Researchers Visualize Floral Scent for First Time
Researchers at the Korea Advanced Institute of Science and Technology announced they succeeded in real-time visualization and measurement of floral scent emission for the first time in the world. Using optical interferometry, research teams led by mechanical engineering professor Kim Hyoung-soo and biological sciences professor Kim Sang-gyu measured the frequency with which lily flowers emit scents.
Floral scent sampling methods using gas chromatography-mass spectrometry have been used to measure the quality and quantity of floral volatiles, but they revealed little about the emission patterns of floral scents.
“By analyzing the refractive index difference between volatile organic compounds and ambient air, we were able to visualize the accumulation of volatile vapors,” the scientists wrote in their research article titled “Real-time Visualization of Scent Accumulation Reveals the Frequency of Floral Scent Emissions.”

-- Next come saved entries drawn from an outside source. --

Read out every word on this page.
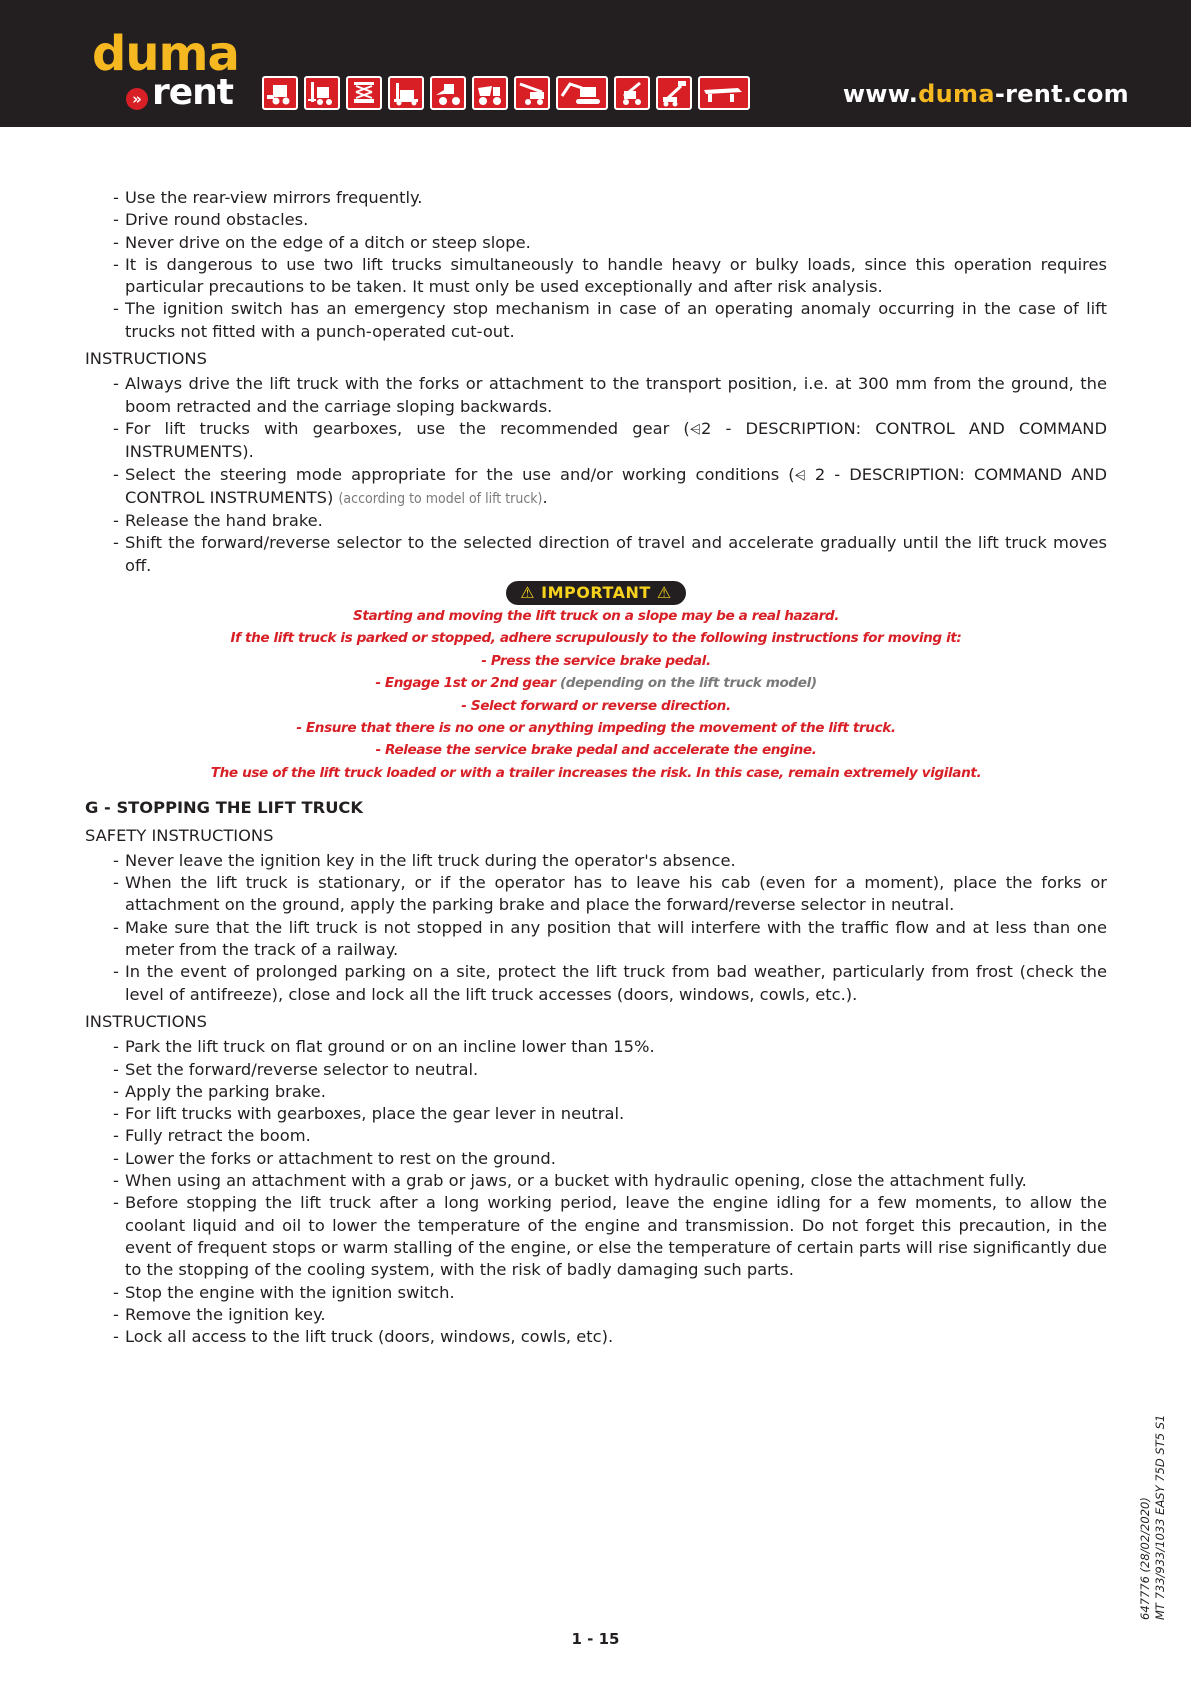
duma
» rent	www.duma-rent.com
- Use the rear-view mirrors frequently.
- Drive round obstacles.
- Never drive on the edge of a ditch or steep slope.
- It is dangerous to use two lift trucks simultaneously to handle heavy or bulky loads, since this operation requires particular precautions to be taken. It must only be used exceptionally and after risk analysis.
- The ignition switch has an emergency stop mechanism in case of an operating anomaly occurring in the case of lift trucks not fitted with a punch-operated cut-out.
INSTRUCTIONS
- Always drive the lift truck with the forks or attachment to the transport position, i.e. at 300 mm from the ground, the boom retracted and the carriage sloping backwards.
- For lift trucks with gearboxes, use the recommended gear (⩤2 - DESCRIPTION: CONTROL AND COMMAND INSTRUMENTS).
- Select the steering mode appropriate for the use and/or working conditions (⩤ 2 - DESCRIPTION: COMMAND AND CONTROL INSTRUMENTS) (according to model of lift truck).
- Release the hand brake.
- Shift the forward/reverse selector to the selected direction of travel and accelerate gradually until the lift truck moves off.
⚠ IMPORTANT ⚠
Starting and moving the lift truck on a slope may be a real hazard.
If the lift truck is parked or stopped, adhere scrupulously to the following instructions for moving it:
- Press the service brake pedal.
- Engage 1st or 2nd gear (depending on the lift truck model)
- Select forward or reverse direction.
- Ensure that there is no one or anything impeding the movement of the lift truck.
- Release the service brake pedal and accelerate the engine.
The use of the lift truck loaded or with a trailer increases the risk. In this case, remain extremely vigilant.
G - STOPPING THE LIFT TRUCK
SAFETY INSTRUCTIONS
- Never leave the ignition key in the lift truck during the operator's absence.
- When the lift truck is stationary, or if the operator has to leave his cab (even for a moment), place the forks or attachment on the ground, apply the parking brake and place the forward/reverse selector in neutral.
- Make sure that the lift truck is not stopped in any position that will interfere with the traffic flow and at less than one meter from the track of a railway.
- In the event of prolonged parking on a site, protect the lift truck from bad weather, particularly from frost (check the level of antifreeze), close and lock all the lift truck accesses (doors, windows, cowls, etc.).
INSTRUCTIONS
- Park the lift truck on flat ground or on an incline lower than 15%.
- Set the forward/reverse selector to neutral.
- Apply the parking brake.
- For lift trucks with gearboxes, place the gear lever in neutral.
- Fully retract the boom.
- Lower the forks or attachment to rest on the ground.
- When using an attachment with a grab or jaws, or a bucket with hydraulic opening, close the attachment fully.
- Before stopping the lift truck after a long working period, leave the engine idling for a few moments, to allow the coolant liquid and oil to lower the temperature of the engine and transmission. Do not forget this precaution, in the event of frequent stops or warm stalling of the engine, or else the temperature of certain parts will rise significantly due to the stopping of the cooling system, with the risk of badly damaging such parts.
- Stop the engine with the ignition switch.
- Remove the ignition key.
- Lock all access to the lift truck (doors, windows, cowls, etc).
647776 (28/02/2020) MT 733/933/1033 EASY 75D ST5 S1
1 - 15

“Based on these real-time measurements, we found that lily flowers emit volatile compounds discontinuously, with pulses observed around every 10-50 minutes,” the scientists stated in a recent press release.
The technology they developed to observe the floral scent emission patterns will be used to identify the genes involved in the biosynthesis and emission of floral volatiles, as well as in research on the evolution of floral scent compounds through interactions with pollinators.
If one could control the floral scent emissions, it would help enhance horticultural and agricultural production. Further testing is needed to confirm these technological capacities.
“If the technology that visualizes vapors or gas in air can be further developed, we would be able to see how much hazardous noxious substances exist in a certain space, and the technology can be expanded for industrial or military purposes,” professor Kim stated.